3.  Menurut Paul A Samuelson tirani kata merupakan gejala umum dalam masyarakat.  Sering ada banyak kata dipakai untuk menyampaikan makna yang sama dan ada pula banyak makna terkait dalam satu kata.  Manusia ditantang untuk berfikir dan berbicara dengan jelas dan terpilah-pilah ("clearly and distinctly"), sekurang-kurangnya untuk menghindarkan miskomunikasi dan menegakkan kebenaran. Itulah nasehat dari Rene Descrates. Bahkan kedewasaan seseorang dalam menghadapi persoalan (termasuk persoalan-persoalan dalam hidupnya) erat hubungannya dengan kemampuannya untuk berfikir dan berbicara dengan jelas dan terpilah-pilah tersebut.

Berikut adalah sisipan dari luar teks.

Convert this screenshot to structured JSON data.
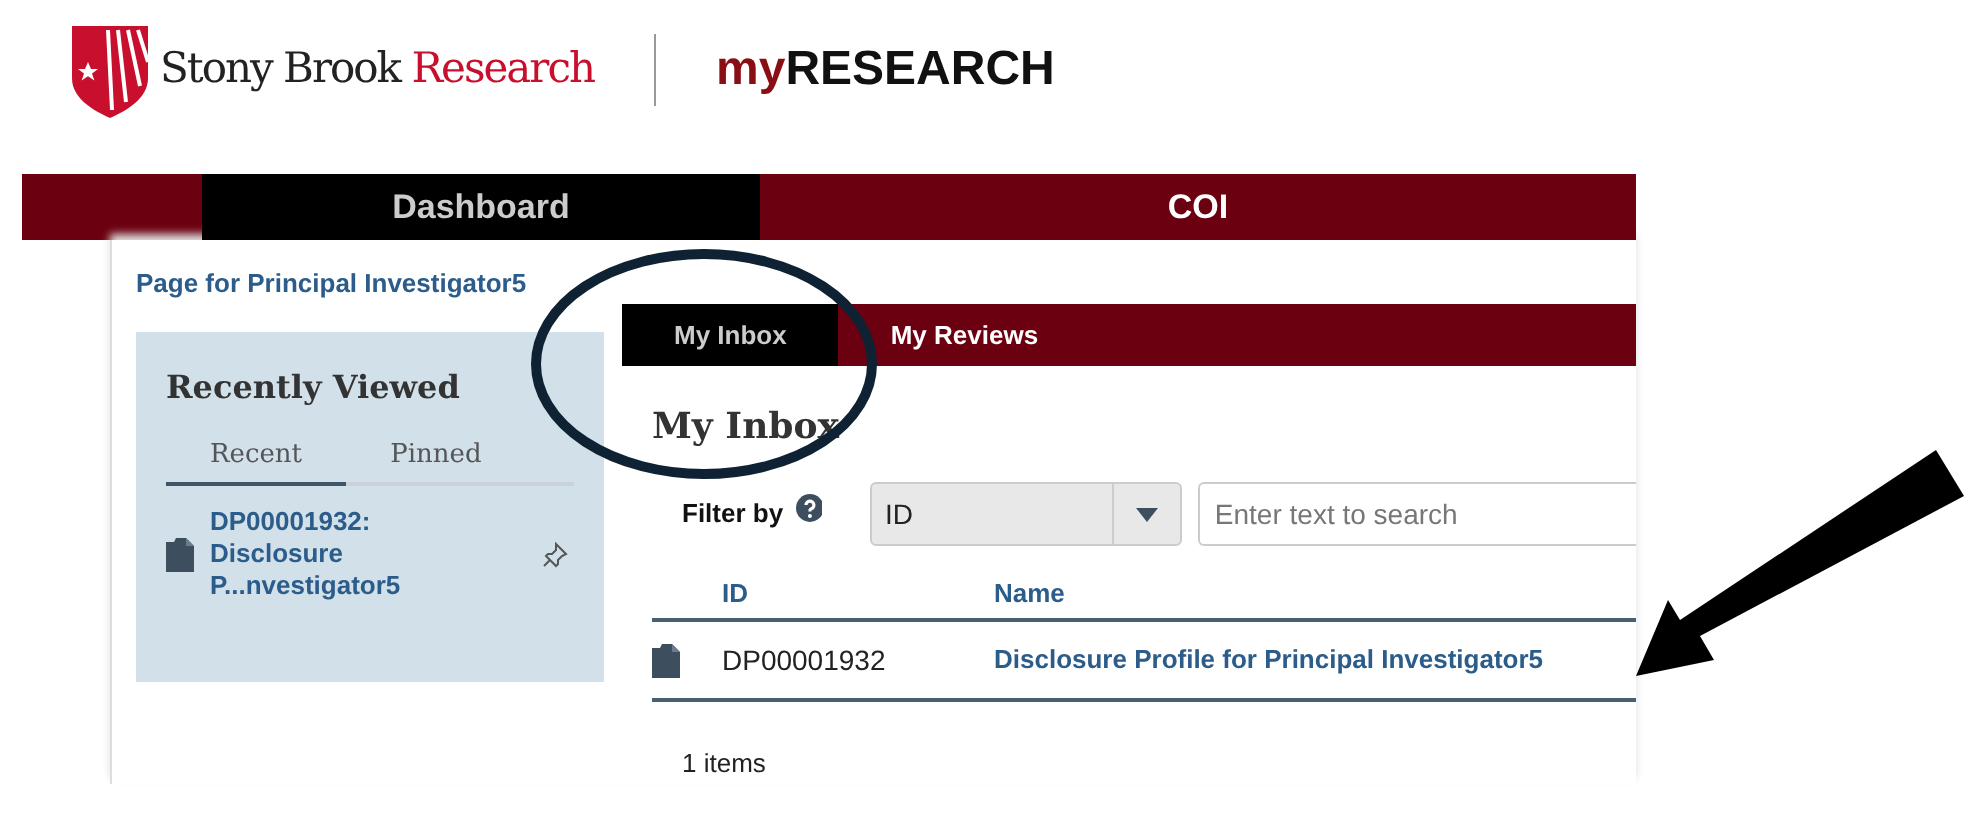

6.  Refleksi rasional dan refleksi imani

Ketika bangsa Yunani mulai membuat refleksi atas persoalan-persoalan yang sekarang menjadi obyek material dalam filsafat dan bahkan ketika hasil-hasil refleksi itu dibukukan dalam naskah-naskah yang sekarang menjadi klasik, bangsa Israel telah memiliki sejumlah naskah (yang sekarang dikenal sebagai bagian dari Alkitab yang disebut Perjanjian Lama). Naskah-naskah itu pada hakekatnya merupakan hasil refleksi juga, oleh para bapa bangsa itu tentang nasib dan keberuntungan bangsa Israel -- bagaimana dalam perjalanan sejarah sebagai "bangsa terpilih",  mereka sungguh dituntun (bahkan sering pula dihardik dengan keras serta dihukum) oleh YHWH (dibaca: Yahwe), Allah mereka.  Ikatan erat dengan tradisi dan ibadat telah menjadikan naskah-naskah itu Kitab Suci agama mereka (Agama Yahudi).  Pada gilirannya, Kitab Suci itu pun memiliki posisi unik dalam Agama Kristiani.

Catatan.
Bangsa Israel (dan Israel dalam Alkitab) sebagaimana dimaksudkan diatas tidak harus dimengerti sama dengan bangsa Israel yang sekarang ada di wilayah geografis yang sekarang disebut "negara Israel".

Kedua refleksi itu berbeda dalam banyak hal.  Refleksi tokoh-tokoh Yunani itu (misal Plato dan Aristoteles) mengandalkan akal  dan merupakan  cetusan penolakan mereka atas mitologi (faham yang menggambarkan dunia sebagai senantiasa dikuasai oleh para dewa dan dewi).  Sebaliknya, refleksi para bapa bangsa Israel itu (misal: Musa yang umumnya diterima sebagai penulis 5 kitab pertama Perjanjian Lama) merupakan ditopang oleh kalbu karena merupakan cetusan penerimaan bangsa Israel atas peran Sang YHWH dalam keseluruhan nasib dan sejarah bangsa itu.  Refleksi imani itu sungguh merupakan pernyataan universal pengakuan yang tulus, barangkali yang pertama dalam sejarah umat manusia, akan kemahakuasaan Allah dalam hidup dan sejarah manusia.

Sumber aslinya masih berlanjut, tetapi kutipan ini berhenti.